The Thor Devkit thermal_zone node has an abnormality and the temperature cannot be read

The problem background: The device starts up and operates normally. After being left idle for more than 12 hours overnight, the fan continues to run at high speed.

1、Timeout occurred when reading the temperature node file.

cat: /sys/devices/virtual/thermal/thermal_zone0/temp: Timer expired

2、The “tegrastats” command was unable to return

3、The nvpmodel command has failed and cannot return normally.

$ nvpmodel -q

NV Power Mode: 120W

1

NVPM ERROR: Error reading /sys/kernel/nvpmodel_clk_cap/emc: 62

NVPM ERROR: failed to read PARAM EMC: ARG MAX_FREQ: PATH /sys/kernel/nvpmodel_clk_cap/emc

NVPM ERROR: Error reading /sys/devices/platform/bus@0/8181200000.host1x/818c000000.pva0/clk_cap/pva0_vps: 62

NVPM ERROR: failed to read PARAM PVA0_VPS: ARG MAX_FREQ: PATH /sys/devices/platform/bus@0/8181200000.host1x/818c000000.pva0/clk_cap/pva0_vps

4、Kernel exception log

1970-01-02T00:43:47.817060+08:00 tegra-ubuntu-devkit kernel: thermal thermal_zone0: failed to read out thermal zone (-62)

1970-01-02T00:43:47.817090+08:00 tegra-ubuntu-devkit kernel: tegra-bpmp-i2c bpmp:i2c: failed to transfer message: -62

1970-01-02T00:43:47.817094+08:00 tegra-ubuntu-devkit kernel: tegra-bpmp-i2c bpmp:i2c: failed to transfer message: -62

1970-01-02T00:43:47.817105+08:00 tegra-ubuntu-devkit kernel: thermal thermal_zone2: failed to read out thermal zone (-62)

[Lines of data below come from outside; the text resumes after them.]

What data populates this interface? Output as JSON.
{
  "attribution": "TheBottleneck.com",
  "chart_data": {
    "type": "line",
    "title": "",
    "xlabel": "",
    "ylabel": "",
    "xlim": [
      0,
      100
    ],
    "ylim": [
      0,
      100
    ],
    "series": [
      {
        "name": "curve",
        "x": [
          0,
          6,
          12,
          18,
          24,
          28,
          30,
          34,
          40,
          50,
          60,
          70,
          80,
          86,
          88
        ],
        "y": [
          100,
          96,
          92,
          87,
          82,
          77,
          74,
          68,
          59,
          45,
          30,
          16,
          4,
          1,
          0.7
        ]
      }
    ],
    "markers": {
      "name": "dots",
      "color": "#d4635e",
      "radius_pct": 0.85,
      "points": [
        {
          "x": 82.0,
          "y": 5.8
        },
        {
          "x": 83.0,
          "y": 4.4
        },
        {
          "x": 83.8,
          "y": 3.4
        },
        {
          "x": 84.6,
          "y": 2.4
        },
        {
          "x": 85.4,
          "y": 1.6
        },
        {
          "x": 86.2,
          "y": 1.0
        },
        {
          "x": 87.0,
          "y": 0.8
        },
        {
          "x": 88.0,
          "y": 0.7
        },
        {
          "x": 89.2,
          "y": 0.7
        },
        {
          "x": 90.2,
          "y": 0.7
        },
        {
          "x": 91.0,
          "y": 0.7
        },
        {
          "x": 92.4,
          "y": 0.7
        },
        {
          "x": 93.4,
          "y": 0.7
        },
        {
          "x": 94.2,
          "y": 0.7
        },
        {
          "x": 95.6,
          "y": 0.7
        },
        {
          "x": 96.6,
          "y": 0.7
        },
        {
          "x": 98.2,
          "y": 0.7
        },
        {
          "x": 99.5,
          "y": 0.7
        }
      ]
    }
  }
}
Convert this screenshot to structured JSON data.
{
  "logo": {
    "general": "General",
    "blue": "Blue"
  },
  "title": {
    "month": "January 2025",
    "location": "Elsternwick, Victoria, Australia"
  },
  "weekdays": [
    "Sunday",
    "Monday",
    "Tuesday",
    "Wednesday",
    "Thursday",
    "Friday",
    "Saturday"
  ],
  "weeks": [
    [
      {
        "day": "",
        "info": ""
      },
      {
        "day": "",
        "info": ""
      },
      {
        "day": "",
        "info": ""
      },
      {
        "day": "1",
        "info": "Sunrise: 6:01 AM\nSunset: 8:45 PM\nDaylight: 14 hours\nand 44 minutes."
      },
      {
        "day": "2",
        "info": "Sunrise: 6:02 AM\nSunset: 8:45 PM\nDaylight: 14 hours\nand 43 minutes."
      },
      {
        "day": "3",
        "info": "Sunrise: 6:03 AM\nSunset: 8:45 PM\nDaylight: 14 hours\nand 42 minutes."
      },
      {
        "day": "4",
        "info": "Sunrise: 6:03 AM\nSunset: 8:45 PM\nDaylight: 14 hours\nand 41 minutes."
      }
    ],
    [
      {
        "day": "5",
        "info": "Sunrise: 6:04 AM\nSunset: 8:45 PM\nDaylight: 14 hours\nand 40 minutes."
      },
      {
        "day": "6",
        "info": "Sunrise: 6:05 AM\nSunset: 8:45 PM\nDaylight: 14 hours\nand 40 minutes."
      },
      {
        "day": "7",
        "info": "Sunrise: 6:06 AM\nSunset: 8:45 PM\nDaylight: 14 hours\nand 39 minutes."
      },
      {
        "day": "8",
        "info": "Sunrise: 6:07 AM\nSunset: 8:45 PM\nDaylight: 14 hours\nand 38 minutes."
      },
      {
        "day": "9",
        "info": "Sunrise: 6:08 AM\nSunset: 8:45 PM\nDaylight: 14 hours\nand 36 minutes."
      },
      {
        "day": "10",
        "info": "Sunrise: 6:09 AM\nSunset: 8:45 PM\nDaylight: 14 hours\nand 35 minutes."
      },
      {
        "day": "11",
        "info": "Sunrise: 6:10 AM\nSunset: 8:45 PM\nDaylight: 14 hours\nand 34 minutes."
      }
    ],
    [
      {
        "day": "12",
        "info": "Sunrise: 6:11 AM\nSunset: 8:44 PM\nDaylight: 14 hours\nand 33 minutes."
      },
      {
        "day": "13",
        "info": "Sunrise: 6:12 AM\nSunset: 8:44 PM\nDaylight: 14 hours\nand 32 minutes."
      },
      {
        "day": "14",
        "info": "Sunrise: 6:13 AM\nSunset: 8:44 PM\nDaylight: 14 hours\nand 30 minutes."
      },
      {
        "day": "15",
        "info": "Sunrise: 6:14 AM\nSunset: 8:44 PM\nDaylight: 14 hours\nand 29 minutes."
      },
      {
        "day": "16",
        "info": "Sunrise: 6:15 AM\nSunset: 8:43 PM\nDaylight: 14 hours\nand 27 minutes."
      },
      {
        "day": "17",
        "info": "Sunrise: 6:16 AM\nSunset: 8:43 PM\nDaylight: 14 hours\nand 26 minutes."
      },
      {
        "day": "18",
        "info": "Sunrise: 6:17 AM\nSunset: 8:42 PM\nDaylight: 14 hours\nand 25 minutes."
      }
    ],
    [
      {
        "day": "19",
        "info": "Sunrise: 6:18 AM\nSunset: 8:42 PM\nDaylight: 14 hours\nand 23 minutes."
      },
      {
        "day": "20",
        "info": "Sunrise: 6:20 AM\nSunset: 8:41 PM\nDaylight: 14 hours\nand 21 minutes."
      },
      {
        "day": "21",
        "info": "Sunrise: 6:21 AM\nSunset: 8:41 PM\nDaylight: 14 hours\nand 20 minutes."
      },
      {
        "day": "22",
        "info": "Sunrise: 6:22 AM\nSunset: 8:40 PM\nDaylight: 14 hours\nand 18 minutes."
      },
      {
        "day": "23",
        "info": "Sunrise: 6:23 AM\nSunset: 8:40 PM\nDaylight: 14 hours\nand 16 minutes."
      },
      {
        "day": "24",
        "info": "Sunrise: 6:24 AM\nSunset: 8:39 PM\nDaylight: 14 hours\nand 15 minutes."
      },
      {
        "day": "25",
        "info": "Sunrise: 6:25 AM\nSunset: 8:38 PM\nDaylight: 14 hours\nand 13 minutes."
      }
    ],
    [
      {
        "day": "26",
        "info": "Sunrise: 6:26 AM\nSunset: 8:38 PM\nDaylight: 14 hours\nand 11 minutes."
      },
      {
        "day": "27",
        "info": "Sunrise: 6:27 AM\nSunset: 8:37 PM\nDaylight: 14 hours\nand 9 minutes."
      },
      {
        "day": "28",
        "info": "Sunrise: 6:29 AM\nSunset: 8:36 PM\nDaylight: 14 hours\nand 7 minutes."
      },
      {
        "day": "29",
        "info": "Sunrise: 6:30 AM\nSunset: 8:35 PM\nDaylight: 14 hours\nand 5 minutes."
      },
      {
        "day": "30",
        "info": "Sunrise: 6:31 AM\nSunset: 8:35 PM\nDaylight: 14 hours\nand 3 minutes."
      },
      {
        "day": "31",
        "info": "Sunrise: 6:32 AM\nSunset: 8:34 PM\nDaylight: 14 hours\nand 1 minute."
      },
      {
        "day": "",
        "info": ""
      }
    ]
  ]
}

1970-01-02T00:43:47.817109+08:00 tegra-ubuntu-devkit kernel: thermal thermal_zone1: failed to read out thermal zone (-62)

1970-01-02T00:43:47.818967+08:00 tegra-ubuntu-devkit kernel: thermal thermal_zone3: failed to read out thermal zone (-62)

1970-01-02T00:43:47.818976+08:00 tegra-ubuntu-devkit kernel: nvvrs_pseq 5-003c: Failed to read interrupt register: 16, ret=-62

5、The Xorg process is abnormal, with 100% CPU usage and the display going black.

Is this test based on NV devkit?

Yes, the issue is in the thor devkit.

please help check if this issue is repeatable after you flash the board or it is randomly happneed.

This issue occurred only once and happened randomly.

Does it have to be with NV Power Mode: 120W or it could be reproduced with some other power mode?

This issue occurred only once, and it was in the 120W mode.